We define two species to be uncorrelated if they occur independently of each other. More formally, the two species are uncorrelated if the contingency table approximately obeys the product of the marginal distributions of species, that is, a is approximately equal to (a+b)(a+c)/n, b is approximately equal to (a+b)(b+d)/n, c is approximately equal to (c+d)(a+c)/n, and d is approximately equal to (c+d)(b+d)/n. A similarity index that directly measures this correlation can be formally defined using the hypergeometric distribution function phyper(a,a+b,c+d,a+c).1 The application of hypergeometric distribution in constructing a similarity index that measures the faunal similarity between locations has been discussed in
Raup and Crick (1979). The hypergeometric distribution function gives directly p-value of the one-tailed Fisher's Exact test. A p-value close to zero corresponds to a strong negative correlation, while a value close to unity corresponds to a strong positive correlation (i.e., the species tend to co-occur), and a value near
½ corresponds to lack of correlation (i.e., the species occur independently of each other). An essential property of Fisher's Exact test, or the definition of correlation in general, is that if we add locations where neither of the species occur (i.e., d grows large), we will obtain a strong positive correlation (the p-value tends to 1 as d grows large).
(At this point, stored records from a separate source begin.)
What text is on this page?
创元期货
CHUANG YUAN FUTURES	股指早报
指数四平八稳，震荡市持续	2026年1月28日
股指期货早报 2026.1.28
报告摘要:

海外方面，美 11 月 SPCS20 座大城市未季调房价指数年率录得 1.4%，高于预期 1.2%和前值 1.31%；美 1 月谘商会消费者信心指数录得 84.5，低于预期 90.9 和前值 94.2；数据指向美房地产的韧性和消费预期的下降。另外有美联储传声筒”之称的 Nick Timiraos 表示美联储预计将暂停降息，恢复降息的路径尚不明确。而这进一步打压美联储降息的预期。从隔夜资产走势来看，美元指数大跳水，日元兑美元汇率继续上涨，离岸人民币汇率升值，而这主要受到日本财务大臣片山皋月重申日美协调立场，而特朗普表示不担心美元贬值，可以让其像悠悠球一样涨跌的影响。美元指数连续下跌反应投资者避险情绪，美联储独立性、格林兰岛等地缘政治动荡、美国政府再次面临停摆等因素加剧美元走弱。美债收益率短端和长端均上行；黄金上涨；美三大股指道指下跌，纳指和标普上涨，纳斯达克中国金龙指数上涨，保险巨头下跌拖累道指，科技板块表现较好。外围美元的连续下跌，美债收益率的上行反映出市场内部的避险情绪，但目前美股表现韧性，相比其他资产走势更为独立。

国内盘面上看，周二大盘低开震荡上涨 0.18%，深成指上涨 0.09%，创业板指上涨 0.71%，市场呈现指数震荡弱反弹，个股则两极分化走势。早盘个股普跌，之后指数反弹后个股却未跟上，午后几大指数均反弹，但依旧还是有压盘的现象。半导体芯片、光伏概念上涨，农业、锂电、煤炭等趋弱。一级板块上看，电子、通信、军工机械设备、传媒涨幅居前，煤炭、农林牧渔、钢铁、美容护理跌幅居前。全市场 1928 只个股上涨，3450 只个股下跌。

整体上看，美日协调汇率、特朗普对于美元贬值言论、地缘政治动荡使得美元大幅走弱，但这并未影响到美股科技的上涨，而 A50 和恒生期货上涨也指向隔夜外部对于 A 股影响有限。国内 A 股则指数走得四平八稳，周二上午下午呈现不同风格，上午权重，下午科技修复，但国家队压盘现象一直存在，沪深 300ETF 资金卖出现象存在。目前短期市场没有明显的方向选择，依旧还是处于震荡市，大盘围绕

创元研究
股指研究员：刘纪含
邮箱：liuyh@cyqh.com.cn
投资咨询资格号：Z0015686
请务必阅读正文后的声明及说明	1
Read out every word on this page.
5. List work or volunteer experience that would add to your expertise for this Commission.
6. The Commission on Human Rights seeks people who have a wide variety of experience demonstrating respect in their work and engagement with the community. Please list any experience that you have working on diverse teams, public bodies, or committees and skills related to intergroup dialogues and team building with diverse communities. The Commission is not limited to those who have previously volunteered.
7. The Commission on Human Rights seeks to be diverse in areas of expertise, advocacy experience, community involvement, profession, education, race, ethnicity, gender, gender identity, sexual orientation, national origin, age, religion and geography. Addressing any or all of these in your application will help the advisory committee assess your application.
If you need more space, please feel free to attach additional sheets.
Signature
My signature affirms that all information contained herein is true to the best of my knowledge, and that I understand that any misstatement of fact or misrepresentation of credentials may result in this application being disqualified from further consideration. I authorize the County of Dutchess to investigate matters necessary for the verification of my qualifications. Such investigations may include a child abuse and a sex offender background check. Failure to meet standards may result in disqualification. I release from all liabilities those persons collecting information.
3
The four similarity indices described earlier are fundamentally different from the p-value of Fisher's Exact test. The value of Jaccard, Dice, Kulczynski, or Ochiai index carries little information about correlation (except when the indices are exactly one), that is, whether the species occur independently or not; see
Table 2 for an example. In the table high values of Jaccard and like indices are simply due to the fact that both of the species A and B are quite common (they both occur on 90% of the find sites), and, therefore, the co-occurrence count is high even though the species occur independently of each other. These indices are useful, for example, in comparing the relative co-occurrences of several pairs of species, but they do not tell about correlation of two species.
To study the existence of correlation, as discussed above, it is essential to take into account the number of locations where neither of the species occur. This number is related to the choice of the base set: if we study the correlation of, say, two African species we will typically obtain very different results if we take into account only the African locations, or if we take into account all locations across the globe. By base set we mean the set of locations, which we include in our study, that is, the locations which we use to compute the contingency matrix of
Table 1. As discussed later in more detail, if we take into our study all locations across the globe we will usually obtain a strong positive correlation (p-value of Fisher's Exact Test that is close to one), due to the fact that there are many locations where neither of the species occurs because both species exist in Africa only.
The first main argument in this paper is that as an initial step in any analysis involving co-occurrences of species it is often necessary to ascertain whether there is a statistically significant negative or positive correlation between two given species. For this purpose, as discussed above, most of the traditional association similarity indices are useless as such. A certain value of an association similarity index such as Jaccard does not imply existence of negative or positive correlation. Our second main argument is that before computing the correlations it is essential to select the base set properly, depending on the effect we want to study. As discussed above we can, for example, almost always obtain a positive correlation by adding to our study locations in which neither of the species occur. In this work we give principled guidelines on how to select the base set based on the effects we want to study.
1 The hypergeometric
distribution corresponds to a process where k balls are drawn in random from an
urn with m white and n black balls. phyper(q,m,n,k) denotes the
probability of drawing at most q white balls.